A estratégia de entregar justiça da forma mais errada possível
Sam Levinson conhece as regras que o público quer que sejam cumpridas. Em sete temporadas de Euphoria, os fãs pediram repetidamente a morte de Nate—não por ódio ao personagem, mas por justiça narrativa. Ele destruiu vidas, manipulou, chantageou, e ninguém acreditava que ele sairia ileso. Levinson ouviu cada pedido. E depois fez exatamente o oposto do que todos esperavam.
“Existe uma coisa engraçada em que eu sei o que o público quer em termos de justiça ou karma. Então eu penso: ‘Como posso entregar isso de uma forma tão horrível e angustiante que, quando acontecer, o público já não tenha mais certeza se queria aquilo mesmo?'” explica o criador.
A morte de Jacob Elordi em Euphoria não foi uma vitória catártica. Foi uma emboscada emocional. Levinson construiu anos de tensão expectativa para que no momento exato em que o público pudesse respirar—quando o vilão finalmente caía—ele retroagisse e perguntasse: você realmente quis isso?
A cumplicidade como ferramenta dramática
O criador explorou deliberadamente o que chama de “sensação de cumplicidade com o público”. Não é apenas contar uma história; é implicar o espectador no resultado moral dela. Durante anos, os fãs torceram pela morte de Nate—literalmente se quer deixar comentários em redes sociais sobre como esperavam por esse momento. Levinson transformou essa ansiedade coletiva em culpa.
“É tipo: ‘Ah, vocês queriam que ele pagasse pelo que fez?’ Essa sensação de cumplicidade é sempre interessante de explorar”, afirma Levinson.
É a diferença entre assistir justiça acontecer e se sentir responsável por ela. Na MAX, enquanto o episódio rodava, o público não apenas via Nate cair—se via a si mesmo pedindo por aquela queda.
Questionando se alguém realmente mereceu aquilo
O golpe final de Levinson é mais psicológico que narrativo. Ele não apenas matou o personagem; estruturou a morte para deixar dúvida permanente sobre a moralidade do ato.

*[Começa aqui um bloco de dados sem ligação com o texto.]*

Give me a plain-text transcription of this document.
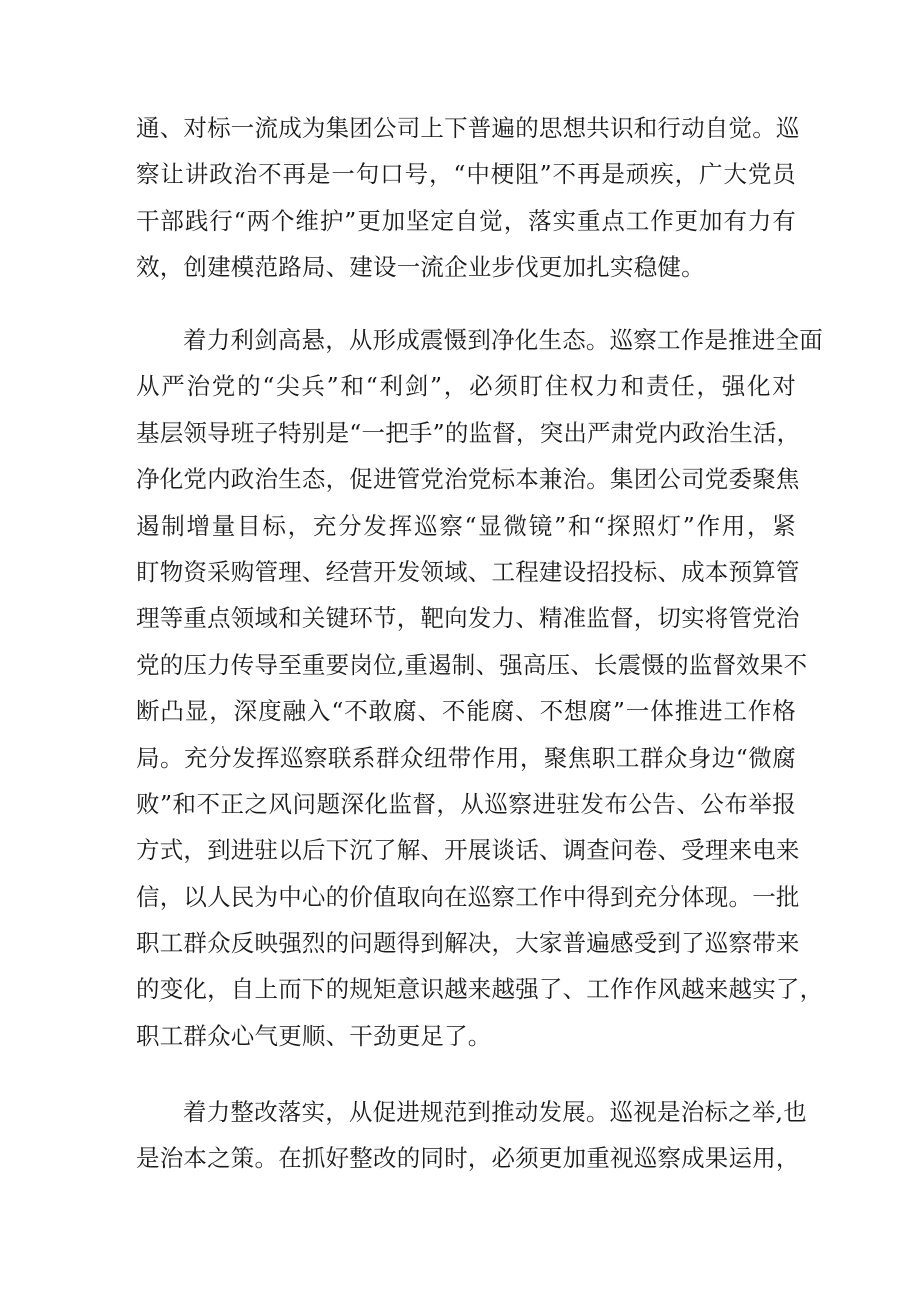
通、对标一流成为集团公司上下普遍的思想共识和行动自觉。巡
察让讲政治不再是一句口号，“中梗阻”不再是顽疾，广大党员
干部践行“两个维护”更加坚定自觉，落实重点工作更加有力有
效，创建模范路局、建设一流企业步伐更加扎实稳健。
着力利剑高悬，从形成震慑到净化生态。巡察工作是推进全面
从严治党的“尖兵”和“利剑”，必须盯住权力和责任，强化对
基层领导班子特别是“一把手”的监督，突出严肃党内政治生活，
净化党内政治生态，促进管党治党标本兼治。集团公司党委聚焦
遏制增量目标，充分发挥巡察“显微镜”和“探照灯”作用，紧
盯物资采购管理、经营开发领域、工程建设招投标、成本预算管
理等重点领域和关键环节，靶向发力、精准监督，切实将管党治
党的压力传导至重要岗位,重遏制、强高压、长震慑的监督效果不
断凸显，深度融入“不敢腐、不能腐、不想腐”一体推进工作格
局。充分发挥巡察联系群众纽带作用，聚焦职工群众身边“微腐
败”和不正之风问题深化监督，从巡察进驻发布公告、公布举报
方式，到进驻以后下沉了解、开展谈话、调查问卷、受理来电来
信，以人民为中心的价值取向在巡察工作中得到充分体现。一批
职工群众反映强烈的问题得到解决，大家普遍感受到了巡察带来
的变化，自上而下的规矩意识越来越强了、工作作风越来越实了，
职工群众心气更顺、干劲更足了。
着力整改落实，从促进规范到推动发展。巡视是治标之举,也
是治本之策。在抓好整改的同时，必须更加重视巡察成果运用，
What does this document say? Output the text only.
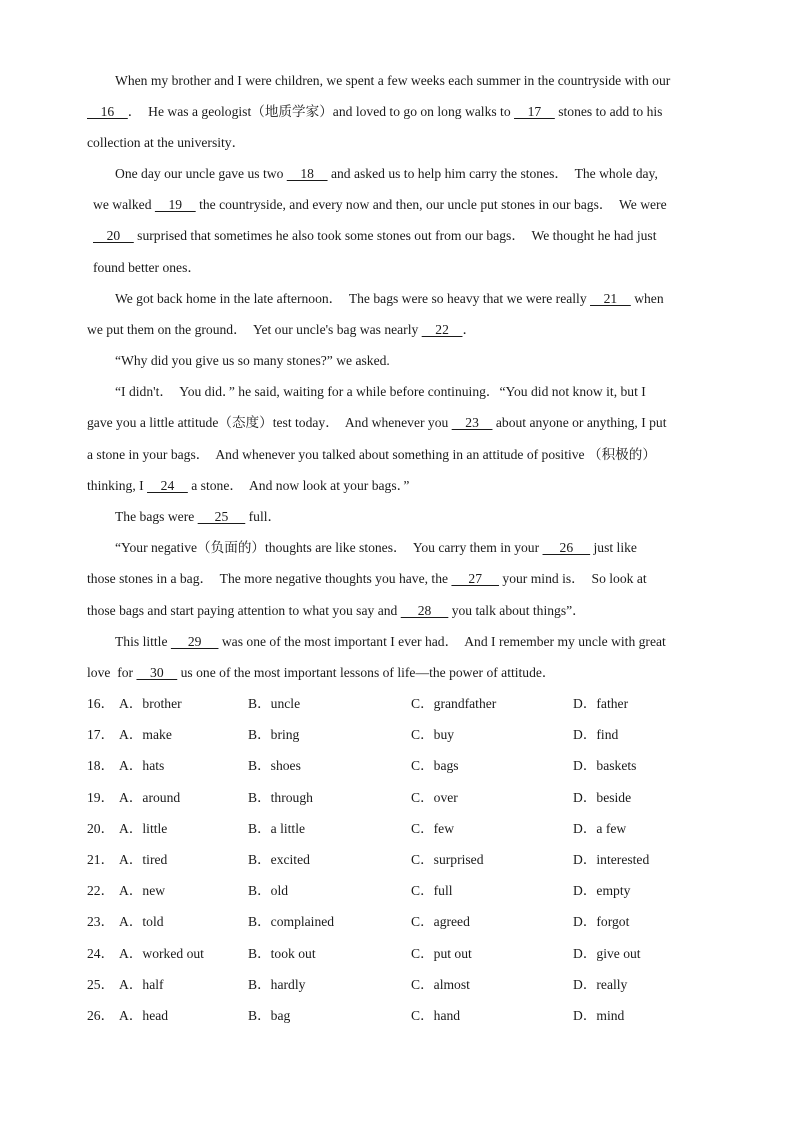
When my brother and I were children, we spent a few weeks each summer in the countryside with our
16    ．  He was a geologist（地质学家）and loved to go on long walks to     17     stones to add to his
collection at the university．
One day our uncle gave us two     18     and asked us to help him carry the stones．  The whole day,
we walked     19     the countryside, and every now and then, our uncle put stones in our bags．  We were
20     surprised that sometimes he also took some stones out from our bags．  We thought he had just
found better ones．
We got back home in the late afternoon．  The bags were so heavy that we were really     21     when
we put them on the ground．  Yet our uncle's bag was nearly     22    ．
“Why did you give us so many stones?” we asked.
“I didn't．  You did．” he said, waiting for a while before continuing．“You did not know it, but I
gave you a little attitude（态度）test today．  And whenever you     23     about anyone or anything, I put
a stone in your bags．  And whenever you talked about something in an attitude of positive （积极的）
thinking, I     24     a stone．  And now look at your bags．”
The bags were      25      full．
“Your negative（负面的）thoughts are like stones．  You carry them in your      26      just like
those stones in a bag．  The more negative thoughts you have, the      27      your mind is．  So look at
those bags and start paying attention to what you say and      28      you talk about things”．
This little      29      was one of the most important I ever had．  And I remember my uncle with great
love  for     30     us one of the most important lessons of life—the power of attitude．
16． A．brother	B．uncle	C．grandfather	D．father
17． A．make	B．bring	C．buy	D．find
18． A．hats	B．shoes	C．bags	D．baskets
19． A．around	B．through	C．over	D．beside
20． A．little	B．a little	C．few	D．a few
21． A．tired	B．excited	C．surprised	D．interested
22． A．new	B．old	C．full	D．empty
23． A．told	B．complained	C．agreed	D．forgot
24． A．worked out	B．took out	C．put out	D．give out
25． A．half	B．hardly	C．almost	D．really
26． A．head	B．bag	C．hand	D．mind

Nate era um vilão claro, mas Euphoria passou três temporadas mostrando seus traumas, suas motivações, sua humanidade quebrada. Matar alguém traumatizado é justiça ou reprodução do ciclo de violência?
“No final, você pensa: ‘Meu Deus, não sei. Será que ele merecia algo melhor? Será que ele merecia isso?’ Essas perguntas são sempre interessantes de fazer para o público”, conclui o criador.
Ninguém deveria sair da cena satisfeito. O ponto era sair confuso, incomodado, questionando próprias certezas morais. Isso é exatamente o que aconteceu.
O final de Euphoria e a herança dessa morte
A terceira temporada da série avançou cinco anos no tempo, colocando Nate casado com Cassie (Sydney Sweeney), vivendo uma vida aparentemente comum nos subúrbios. Rue (Zendaya) está em outro país, pagando dívidas; Jules (Hunter Schafer) construiu sua própria vida. O tempo supostamente resolveria tensões, mas em vez disso, criou novas.
A morte de Nate não é um finale satisfatório—é uma pergunta sem resposta deixada em suspenso. Euphoria termina a temporada com episódio estendido na HBO, e Levinson já afirmou estar “feliz” com como a série encerrou. Mas a morte de Nate garante que os fãs nunca ficarão completamente em paz com o final, exatamente como ele queria.
Essa é a verdadeira genialidade narrativa de Sam Levinson: não entregar closure reconfortante. Entregar reflexão incômoda que persegue o espectador muito depois dos créditos subirem.